Southampton Town Reduces Minimum Rental To 14 Days


The Southampton Town Board on Tuesday amended its rental law to allow homeowners to legally rent their houses for as short a period as 14 days, down from the 30-day minimum the law previously required.

The measure, which was proposed by Councilman Chris Nuzzi, was adopted unanimously. Board members said it was an important step to help homeowners to earn money from renting in the event that they don’t want to rent a property for longer periods of the summer.

The Town Board is still considering other amendments to the rental code that would substantially stiffen penalties against homeowners who habitually violate the town’s rental laws. Those amendments will be the subject of a public hearing on May 28.

Mr.
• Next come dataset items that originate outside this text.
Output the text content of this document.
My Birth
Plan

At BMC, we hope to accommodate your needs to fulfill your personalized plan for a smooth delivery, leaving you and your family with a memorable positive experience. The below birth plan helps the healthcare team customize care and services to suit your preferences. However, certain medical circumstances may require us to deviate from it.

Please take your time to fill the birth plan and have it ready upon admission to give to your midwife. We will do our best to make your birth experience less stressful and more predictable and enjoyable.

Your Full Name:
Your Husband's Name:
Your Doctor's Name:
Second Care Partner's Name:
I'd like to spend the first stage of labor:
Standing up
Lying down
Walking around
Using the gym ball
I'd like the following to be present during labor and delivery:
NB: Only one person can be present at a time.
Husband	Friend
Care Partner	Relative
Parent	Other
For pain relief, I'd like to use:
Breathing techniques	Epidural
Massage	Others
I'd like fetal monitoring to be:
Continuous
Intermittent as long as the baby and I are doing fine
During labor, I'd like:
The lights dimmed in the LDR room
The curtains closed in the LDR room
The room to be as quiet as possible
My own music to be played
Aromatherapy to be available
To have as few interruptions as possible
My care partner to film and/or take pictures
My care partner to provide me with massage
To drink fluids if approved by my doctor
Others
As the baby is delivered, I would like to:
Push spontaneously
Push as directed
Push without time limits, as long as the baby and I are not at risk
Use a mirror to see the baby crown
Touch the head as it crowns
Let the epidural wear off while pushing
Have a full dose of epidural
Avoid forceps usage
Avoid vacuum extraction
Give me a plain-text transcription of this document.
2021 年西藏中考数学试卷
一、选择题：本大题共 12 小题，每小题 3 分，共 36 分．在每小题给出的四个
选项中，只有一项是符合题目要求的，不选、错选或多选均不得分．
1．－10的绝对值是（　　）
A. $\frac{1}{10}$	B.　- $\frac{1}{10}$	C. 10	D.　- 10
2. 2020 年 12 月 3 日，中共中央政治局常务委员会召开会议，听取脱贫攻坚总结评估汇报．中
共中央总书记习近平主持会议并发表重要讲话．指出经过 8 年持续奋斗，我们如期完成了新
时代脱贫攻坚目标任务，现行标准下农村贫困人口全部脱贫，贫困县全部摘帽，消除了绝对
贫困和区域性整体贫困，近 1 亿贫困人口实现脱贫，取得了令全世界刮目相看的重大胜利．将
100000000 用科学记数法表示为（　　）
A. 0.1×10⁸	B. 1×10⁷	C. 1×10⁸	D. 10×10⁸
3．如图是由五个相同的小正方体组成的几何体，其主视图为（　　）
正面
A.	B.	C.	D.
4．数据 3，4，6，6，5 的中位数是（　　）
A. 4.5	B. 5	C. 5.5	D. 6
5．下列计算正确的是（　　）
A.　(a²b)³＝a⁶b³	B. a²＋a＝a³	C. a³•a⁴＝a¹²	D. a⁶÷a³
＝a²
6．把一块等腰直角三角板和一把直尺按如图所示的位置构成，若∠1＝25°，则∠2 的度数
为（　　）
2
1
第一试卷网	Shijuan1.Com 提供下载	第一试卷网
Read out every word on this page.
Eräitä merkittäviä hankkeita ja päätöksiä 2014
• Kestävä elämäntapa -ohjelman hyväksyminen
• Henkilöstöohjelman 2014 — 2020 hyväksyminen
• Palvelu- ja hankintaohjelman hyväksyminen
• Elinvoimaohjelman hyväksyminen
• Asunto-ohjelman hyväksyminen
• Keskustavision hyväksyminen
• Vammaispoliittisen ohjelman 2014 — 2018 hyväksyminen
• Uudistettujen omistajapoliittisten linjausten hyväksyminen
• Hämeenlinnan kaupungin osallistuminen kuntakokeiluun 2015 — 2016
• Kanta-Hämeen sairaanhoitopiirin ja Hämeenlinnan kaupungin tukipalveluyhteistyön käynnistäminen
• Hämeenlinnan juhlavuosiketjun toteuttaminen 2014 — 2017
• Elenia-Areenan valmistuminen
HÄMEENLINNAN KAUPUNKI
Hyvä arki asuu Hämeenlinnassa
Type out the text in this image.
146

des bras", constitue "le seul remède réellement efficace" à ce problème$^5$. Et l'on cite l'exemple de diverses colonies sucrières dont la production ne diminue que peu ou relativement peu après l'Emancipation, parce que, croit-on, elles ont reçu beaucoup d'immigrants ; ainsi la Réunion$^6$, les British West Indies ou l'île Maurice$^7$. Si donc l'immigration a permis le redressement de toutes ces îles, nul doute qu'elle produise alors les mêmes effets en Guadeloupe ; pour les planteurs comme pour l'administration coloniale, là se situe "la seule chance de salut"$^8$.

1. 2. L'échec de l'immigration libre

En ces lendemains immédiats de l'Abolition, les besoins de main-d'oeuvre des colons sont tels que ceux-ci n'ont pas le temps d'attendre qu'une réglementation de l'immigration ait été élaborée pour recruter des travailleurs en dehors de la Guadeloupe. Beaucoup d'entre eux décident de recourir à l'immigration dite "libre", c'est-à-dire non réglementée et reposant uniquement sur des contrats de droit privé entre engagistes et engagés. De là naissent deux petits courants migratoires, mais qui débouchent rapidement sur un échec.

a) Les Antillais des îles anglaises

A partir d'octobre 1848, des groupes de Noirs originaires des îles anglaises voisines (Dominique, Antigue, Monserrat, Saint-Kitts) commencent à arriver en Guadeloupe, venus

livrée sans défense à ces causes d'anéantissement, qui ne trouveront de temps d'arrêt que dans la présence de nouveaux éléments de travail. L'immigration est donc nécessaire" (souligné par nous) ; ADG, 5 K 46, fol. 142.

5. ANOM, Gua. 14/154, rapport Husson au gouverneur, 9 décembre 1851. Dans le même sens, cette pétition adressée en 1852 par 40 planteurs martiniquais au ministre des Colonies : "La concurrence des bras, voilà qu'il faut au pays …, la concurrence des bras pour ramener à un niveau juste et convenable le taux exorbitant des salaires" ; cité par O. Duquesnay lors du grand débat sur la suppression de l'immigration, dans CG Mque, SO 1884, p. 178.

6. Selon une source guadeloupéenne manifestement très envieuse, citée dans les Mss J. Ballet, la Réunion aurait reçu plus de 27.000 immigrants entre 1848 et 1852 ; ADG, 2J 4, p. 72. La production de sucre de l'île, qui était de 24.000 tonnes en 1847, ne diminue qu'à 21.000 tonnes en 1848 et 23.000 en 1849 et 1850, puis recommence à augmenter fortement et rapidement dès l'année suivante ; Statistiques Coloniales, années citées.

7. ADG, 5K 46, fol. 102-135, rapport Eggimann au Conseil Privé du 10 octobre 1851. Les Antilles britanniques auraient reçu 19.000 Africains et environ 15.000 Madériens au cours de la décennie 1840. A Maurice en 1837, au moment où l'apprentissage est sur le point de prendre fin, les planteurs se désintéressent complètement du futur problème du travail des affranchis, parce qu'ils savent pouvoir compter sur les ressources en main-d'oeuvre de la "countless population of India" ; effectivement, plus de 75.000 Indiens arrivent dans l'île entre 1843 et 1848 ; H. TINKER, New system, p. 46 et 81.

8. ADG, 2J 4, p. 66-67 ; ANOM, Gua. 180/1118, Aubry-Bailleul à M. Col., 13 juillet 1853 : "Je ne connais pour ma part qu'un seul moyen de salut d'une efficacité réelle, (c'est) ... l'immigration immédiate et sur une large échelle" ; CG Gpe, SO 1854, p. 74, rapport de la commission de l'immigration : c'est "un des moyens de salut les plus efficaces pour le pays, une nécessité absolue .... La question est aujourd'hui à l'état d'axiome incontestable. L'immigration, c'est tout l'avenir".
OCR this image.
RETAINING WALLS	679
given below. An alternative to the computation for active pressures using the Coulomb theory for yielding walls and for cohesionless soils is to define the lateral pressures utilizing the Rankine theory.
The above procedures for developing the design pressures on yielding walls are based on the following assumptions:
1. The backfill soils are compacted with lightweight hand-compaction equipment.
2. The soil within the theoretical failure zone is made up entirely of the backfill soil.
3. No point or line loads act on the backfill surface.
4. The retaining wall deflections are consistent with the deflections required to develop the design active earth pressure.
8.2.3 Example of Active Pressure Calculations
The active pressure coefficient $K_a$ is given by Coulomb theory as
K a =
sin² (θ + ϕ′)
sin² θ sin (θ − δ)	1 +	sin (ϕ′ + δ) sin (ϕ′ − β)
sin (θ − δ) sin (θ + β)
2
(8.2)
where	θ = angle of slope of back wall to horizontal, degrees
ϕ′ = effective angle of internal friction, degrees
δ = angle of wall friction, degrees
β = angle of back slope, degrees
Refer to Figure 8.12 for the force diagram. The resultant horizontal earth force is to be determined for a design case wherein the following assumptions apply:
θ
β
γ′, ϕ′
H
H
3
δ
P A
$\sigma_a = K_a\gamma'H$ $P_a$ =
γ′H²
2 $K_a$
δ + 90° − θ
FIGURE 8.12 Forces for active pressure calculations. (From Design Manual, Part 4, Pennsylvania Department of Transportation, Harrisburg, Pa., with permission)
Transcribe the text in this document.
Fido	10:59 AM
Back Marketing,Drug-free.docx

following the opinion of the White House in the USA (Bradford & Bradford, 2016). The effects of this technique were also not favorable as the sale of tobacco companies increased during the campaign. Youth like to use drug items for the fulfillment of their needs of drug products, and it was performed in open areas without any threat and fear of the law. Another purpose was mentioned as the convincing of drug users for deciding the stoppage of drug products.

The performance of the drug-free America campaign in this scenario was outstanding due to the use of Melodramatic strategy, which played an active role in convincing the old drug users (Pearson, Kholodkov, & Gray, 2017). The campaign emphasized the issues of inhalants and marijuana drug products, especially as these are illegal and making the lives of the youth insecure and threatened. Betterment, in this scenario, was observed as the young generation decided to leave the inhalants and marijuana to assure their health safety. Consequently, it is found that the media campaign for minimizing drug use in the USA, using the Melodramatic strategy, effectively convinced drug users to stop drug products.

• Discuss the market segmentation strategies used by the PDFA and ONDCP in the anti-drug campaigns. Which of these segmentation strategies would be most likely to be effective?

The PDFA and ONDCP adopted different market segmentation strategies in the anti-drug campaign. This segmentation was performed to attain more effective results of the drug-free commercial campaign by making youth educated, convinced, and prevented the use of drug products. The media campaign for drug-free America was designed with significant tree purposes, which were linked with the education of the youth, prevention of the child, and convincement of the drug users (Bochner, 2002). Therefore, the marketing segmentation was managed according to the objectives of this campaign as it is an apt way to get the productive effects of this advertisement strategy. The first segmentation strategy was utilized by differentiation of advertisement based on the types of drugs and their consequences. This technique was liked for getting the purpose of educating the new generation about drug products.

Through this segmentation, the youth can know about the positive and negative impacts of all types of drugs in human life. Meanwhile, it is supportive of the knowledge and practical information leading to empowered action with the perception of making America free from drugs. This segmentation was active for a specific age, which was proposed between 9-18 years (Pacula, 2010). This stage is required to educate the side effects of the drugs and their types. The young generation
Nuzzi said after this week’s amendments were adopted that the change to the town’s rental code will allow homeowners to take advantage of an Internal Revenue Service rule that makes income from rentals of less than 15 days tax-free. Those renting their house for two-week periods will still have to obtain a rental permit from the town and will have to comply with all other provisions of the rental code.

“This is a good thing for people who want to make some needed income off their house in the summertime, and it’s an important resource for our visitors,” Mr. Nuzzi said. “People need to make some income wherever they can get it now, and this gives them another option.”

The change also will make more and more affordable rentals available for visitors to the East End, and will reduce noncompliance by homeowners who had been renting their homes for shorter periods than the town code allowed.

Indeed, following the adoption of the amendment, several real estate agents said there likely will be only a small increase in the number of rentals available for 14-day terms than there were before, because those homeowners who wished to rent for two-week terms typically did so despite the prohibitions in the town code.

“Most people who would do it were doing it already without permits,” Westhampton Beach agent Herb Phillips said. “But this is better. Those two-week rentals are good for the community. People here for shorter periods spend more freely.”

Mr. Phillips said that there has been a trend since the economic crisis of 2008 that has increased the demand for shorter-term, lower-cost rentals than the traditional full summer season and month-long rentals.

But not everyone sees the town’s acceptance of shorter-term rentals as a good thing.

“When I was young, it was Memorial Day to Labor Day—and that is the best thing for the people who live and work here,” Southampton real estate agent and property manager Morley Quatroche Jr. said. “The seasonal rental is better for the economy, it’s better for the neighborhoods, it’s better than the quick-hit in-and-out. I liken the short-term rentals more to day-trippers who come out and buy a T-shirt and eat some ice cream and window-shop, but that’s it.”

Later this month, the board will hold a public hearing on amendments that will make the punishment for those who do not comply with the town’s rental law substantially more painful. With the town battling numerous chronic violators of rental codes every year, lawmakers have been trying to find a way to give the punishments more teeth than the relatively paltry fines the current code allows.

Officials have said that those homeowners and illegal renters have taken to counting the payment of fines as “a cost of doing business” in the highly lucrative property rental market. Short-term rentals of as little as a single weekend, overcrowding of rentals, and failure to meet critical fire and health safety standards are common violations.

The proposed new fines schedules will allow the town to levy fines of up to $30,000 on habitual violators and add jail sentences of up to six months.